The Independent Fiscal Office released its own budget outlook November 14 that projected a $530 million deficit in the 2013-14 fiscal year, a $839 million deficit in 2014-15, and a $1.2 billion deficit in FY 2015-16 increasing to $2 billion in FY 2018-19, if revenue and expenditure policies remain the same.
The Governor’s Budget Office staff have said they are shaping next year’s state budget assuming it will have to make up for a deficit of $1.9 billion.
The revenue report for November shows collections were just $42.6 million more than estimated for the year-to-date.
The state is already facing a $180 million loss of tobacco settlement money as a result of a recent adverse decision by the panel overseeing the master tobacco settlement agreement.
A recent state Supreme Court decision ordering Commonwealth Court to take another look at the 2009 transfer of $100 million from the state’s MCARE Fund means another sizable hole may open up.
Of course the other big ticket item the General Assembly has yet to address is state employee and school employee pension reform.
On the positive side, the changes made to the Small Games of Chance Law allowing taverns to offer games is estimated to bring in about $156 million in new tax revenue to the Commonwealth.
With revenues from existing gaming operations starting to drop, the Senate, through a study authorized by Senate Resolution 273 (Scarnati-R-Jefferson) due May 1, and the Governor’s Office, through its lottery privatization proposal, are looking at the potential for adding Keno and other games to the existing gaming mix.
Over the last 11 years, more than $1.9 billion in environmental funding has been cut or diverted to balance the state budget or has gone to fund programs that could not attract funding on their own.
Gov.
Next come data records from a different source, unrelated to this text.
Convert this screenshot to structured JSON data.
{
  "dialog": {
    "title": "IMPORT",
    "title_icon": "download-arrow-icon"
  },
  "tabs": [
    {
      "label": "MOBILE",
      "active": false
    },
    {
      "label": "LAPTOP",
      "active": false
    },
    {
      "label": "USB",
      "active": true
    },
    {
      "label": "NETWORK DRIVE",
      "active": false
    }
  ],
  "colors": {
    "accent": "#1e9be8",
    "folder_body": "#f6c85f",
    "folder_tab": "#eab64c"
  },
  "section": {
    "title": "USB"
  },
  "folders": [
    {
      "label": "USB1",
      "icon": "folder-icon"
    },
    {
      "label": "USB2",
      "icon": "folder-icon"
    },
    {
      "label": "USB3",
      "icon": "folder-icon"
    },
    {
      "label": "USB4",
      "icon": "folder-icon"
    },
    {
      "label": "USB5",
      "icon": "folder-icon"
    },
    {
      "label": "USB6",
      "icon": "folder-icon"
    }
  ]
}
Rendell's share of these cuts/diversions is $1.4 billion. Gov. Corbett's share is $533.5 million, so far.
One result of these cuts is the complement of the Department of Environmental Protection has been reduced nearly 20 percent, most under the Rendell Administration, and 40 more positions in FY 2013-14 under Gov. Corbett.
Marcellus Shale impact fees adopted as part of Act 13 have certainly helped put more environmental project monies on the table for state agencies and impacted county and local governments to begin to make up for some of these loses. But not overall personnel cuts.
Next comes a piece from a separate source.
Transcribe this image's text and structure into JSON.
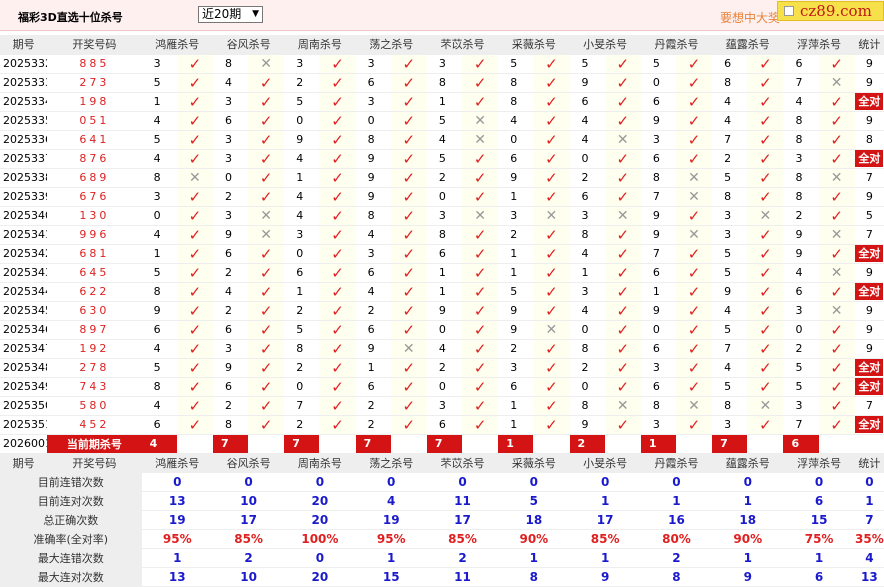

DEP, in particular, has increased its permit application and administration fees by about $31.6 million annually over the last several years to help make up for the cuts in state General Fund support for its operating costs.
The fees finalized include--
-- Marcellus Shale Drilling Permits: $7,465,000 (from $935,000 to $8.4 million annually);
-- NPDES Water Quality Permits: $4,250,000 (from $750,000 to $5 million annually);
-- Chapter 102 Regulations: $6,665,000 (from $635,000 to $7.3 million annually);
-- Laboratory Certification: $1,550,000 (from $500,000 to $1.6 million annually);
-- Beneficial Use of Coal Ash: $75,000 annually;
-- Uniform Environmental Covenants: $82,250 annually;
-- Noncoal Mining Permit Review Fees: $2,475,000 (from $25,000 to $2.4 million annually);
-- Coal Surface Mining Permits: $350,000 (from $50,000 to $400,000 annually);
-- Dam Safety & Encroachment Permits: $3,641,012 (from $452,450) annually; and
-- Title V Air Quality Permit Fees: $5.1 million more annually.
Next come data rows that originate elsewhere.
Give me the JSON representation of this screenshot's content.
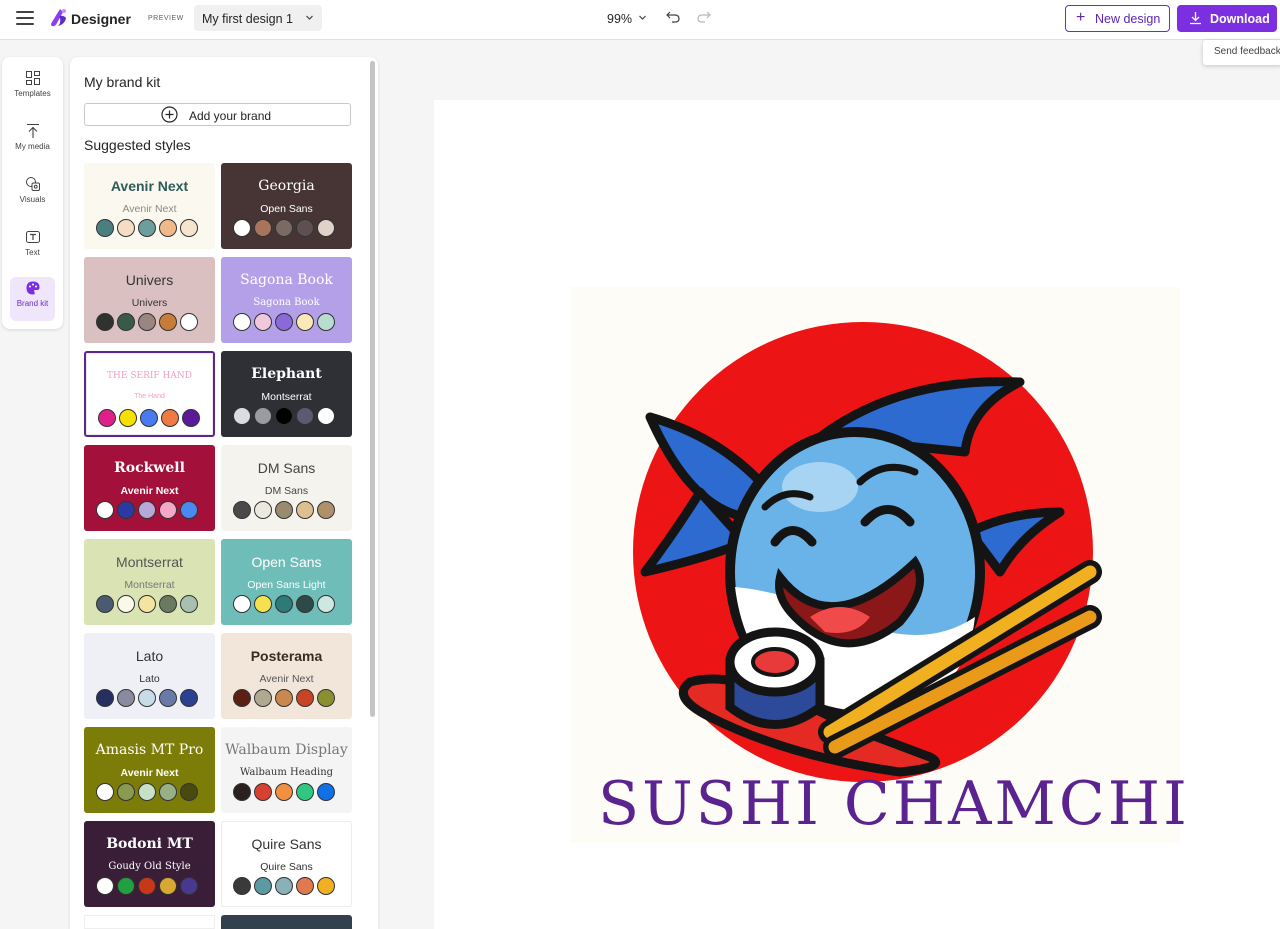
{
  "header": {
    "app_title": "Designer",
    "preview_badge": "PREVIEW",
    "design_name": "My first design 1",
    "zoom": "99%",
    "new_design_label": "New design",
    "download_label": "Download",
    "tooltip": "Send feedback",
    "accent_color": "#7b2fe0"
  },
  "rail": {
    "items": [
      {
        "label": "Templates",
        "icon": "templates-icon"
      },
      {
        "label": "My media",
        "icon": "upload-icon"
      },
      {
        "label": "Visuals",
        "icon": "visuals-icon"
      },
      {
        "label": "Text",
        "icon": "text-icon"
      },
      {
        "label": "Brand kit",
        "icon": "palette-icon",
        "active": true
      }
    ]
  },
  "panel": {
    "title": "My brand kit",
    "add_brand_label": "Add your brand",
    "suggested_label": "Suggested styles",
    "styles": [
      {
        "heading": "Avenir Next",
        "body": "Avenir Next",
        "bg": "#faf8ef",
        "heading_color": "#2e5c5a",
        "body_color": "#8a8a8a",
        "colors": [
          "#4a7f82",
          "#f5dcc4",
          "#6b9e9c",
          "#f0b98a",
          "#f7e4cd"
        ]
      },
      {
        "heading": "Georgia",
        "body": "Open Sans",
        "bg": "#473535",
        "heading_color": "#ffffff",
        "body_color": "#ffffff",
        "colors": [
          "#ffffff",
          "#a8745c",
          "#7a6a63",
          "#5e5050",
          "#dfd3c9"
        ]
      },
      {
        "heading": "Univers",
        "body": "Univers",
        "bg": "#dbc0c2",
        "heading_color": "#333333",
        "body_color": "#333333",
        "colors": [
          "#2e3330",
          "#3a5a48",
          "#9a8580",
          "#c77c3a",
          "#ffffff"
        ]
      },
      {
        "heading": "Sagona Book",
        "body": "Sagona Book",
        "bg": "#b3a0e8",
        "heading_color": "#ffffff",
        "body_color": "#ffffff",
        "colors": [
          "#ffffff",
          "#f0c8dc",
          "#8a6ad8",
          "#fbe8b8",
          "#b8dcd0"
        ]
      },
      {
        "heading": "THE SERIF HAND",
        "body": "The Hand",
        "bg": "#ffffff",
        "heading_color": "#f0a0c4",
        "body_color": "#f0a0c4",
        "selected": true,
        "colors": [
          "#e0208a",
          "#f5e000",
          "#4a7aef",
          "#ee7a44",
          "#5a1a9a"
        ]
      },
      {
        "heading": "Elephant",
        "body": "Montserrat",
        "bg": "#2e3035",
        "heading_color": "#ffffff",
        "body_color": "#ffffff",
        "colors": [
          "#dcdce0",
          "#9a9aa0",
          "#000000",
          "#5a5a70",
          "#ffffff"
        ]
      },
      {
        "heading": "Rockwell",
        "body": "Avenir Next",
        "bg": "#a3103a",
        "heading_color": "#ffffff",
        "body_color": "#ffffff",
        "colors": [
          "#ffffff",
          "#2a3aa0",
          "#b8a8d8",
          "#f4a8c8",
          "#4a8af0"
        ]
      },
      {
        "heading": "DM Sans",
        "body": "DM Sans",
        "bg": "#f5f3ee",
        "heading_color": "#444444",
        "body_color": "#444444",
        "colors": [
          "#4a4a4a",
          "#ebe9dd",
          "#9a8a70",
          "#dcc090",
          "#b0906a"
        ]
      },
      {
        "heading": "Montserrat",
        "body": "Montserrat",
        "bg": "#dae3b4",
        "heading_color": "#555555",
        "body_color": "#777777",
        "colors": [
          "#4a5a70",
          "#faf8e8",
          "#f4e4a0",
          "#6a7a60",
          "#a8c0b0"
        ]
      },
      {
        "heading": "Open Sans",
        "body": "Open Sans Light",
        "bg": "#6fbdb8",
        "heading_color": "#ffffff",
        "body_color": "#ffffff",
        "colors": [
          "#ffffff",
          "#f5e050",
          "#2e7a78",
          "#2e4a48",
          "#cde8e0"
        ]
      },
      {
        "heading": "Lato",
        "body": "Lato",
        "bg": "#eef0f6",
        "heading_color": "#333333",
        "body_color": "#333333",
        "colors": [
          "#253060",
          "#8a8aa0",
          "#c8dce8",
          "#6a7aa8",
          "#2a4090"
        ]
      },
      {
        "heading": "Posterama",
        "body": "Avenir Next",
        "bg": "#f2e6db",
        "heading_color": "#3a2a20",
        "body_color": "#555555",
        "colors": [
          "#5a2014",
          "#b0a890",
          "#c88850",
          "#c84424",
          "#8a9030"
        ]
      },
      {
        "heading": "Amasis MT Pro",
        "body": "Avenir Next",
        "bg": "#7c7c08",
        "heading_color": "#ffffff",
        "body_color": "#ffffff",
        "colors": [
          "#ffffff",
          "#8a9a50",
          "#c8e0c8",
          "#98b088",
          "#4a4a10"
        ]
      },
      {
        "heading": "Walbaum Display",
        "body": "Walbaum Heading",
        "bg": "#f4f4f4",
        "heading_color": "#777777",
        "body_color": "#333333",
        "colors": [
          "#2a2020",
          "#d84030",
          "#f09040",
          "#30c880",
          "#1070e8"
        ]
      },
      {
        "heading": "Bodoni MT",
        "body": "Goudy Old Style",
        "bg": "#3a1e38",
        "heading_color": "#ffffff",
        "body_color": "#ffffff",
        "colors": [
          "#ffffff",
          "#20a040",
          "#c83818",
          "#d8a830",
          "#483890"
        ]
      },
      {
        "heading": "Quire Sans",
        "body": "Quire Sans",
        "bg": "#ffffff",
        "heading_color": "#333333",
        "body_color": "#333333",
        "colors": [
          "#3a3a3a",
          "#5a9aa0",
          "#8ab0b8",
          "#e07850",
          "#f0b020"
        ]
      }
    ]
  },
  "canvas": {
    "brand_text": "SUSHI CHAMCHI",
    "brand_text_color": "#5a2390",
    "artwork": "tuna-mascot-with-sushi-and-chopsticks"
  }
}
Pending fee increases include--
-- Marcellus Shale Drilling Permits II: Generating about $11-12 million annually to compensate for the drop in the number of expected drilling permit applications.
The Department of Conservation and Natural Resources has had to rely more and more on royalties and payments generated by Marcellus Shale drilling operations in State Forests to fund its basic staff and operating costs, rather than the General Fund.
More tough decisions are on the way for next year’s state budget.
With environmental programs already cut to the bone, we need to at least stop the bleeding in these vital programs and find creative ways to restore state government’s commitment to the environment.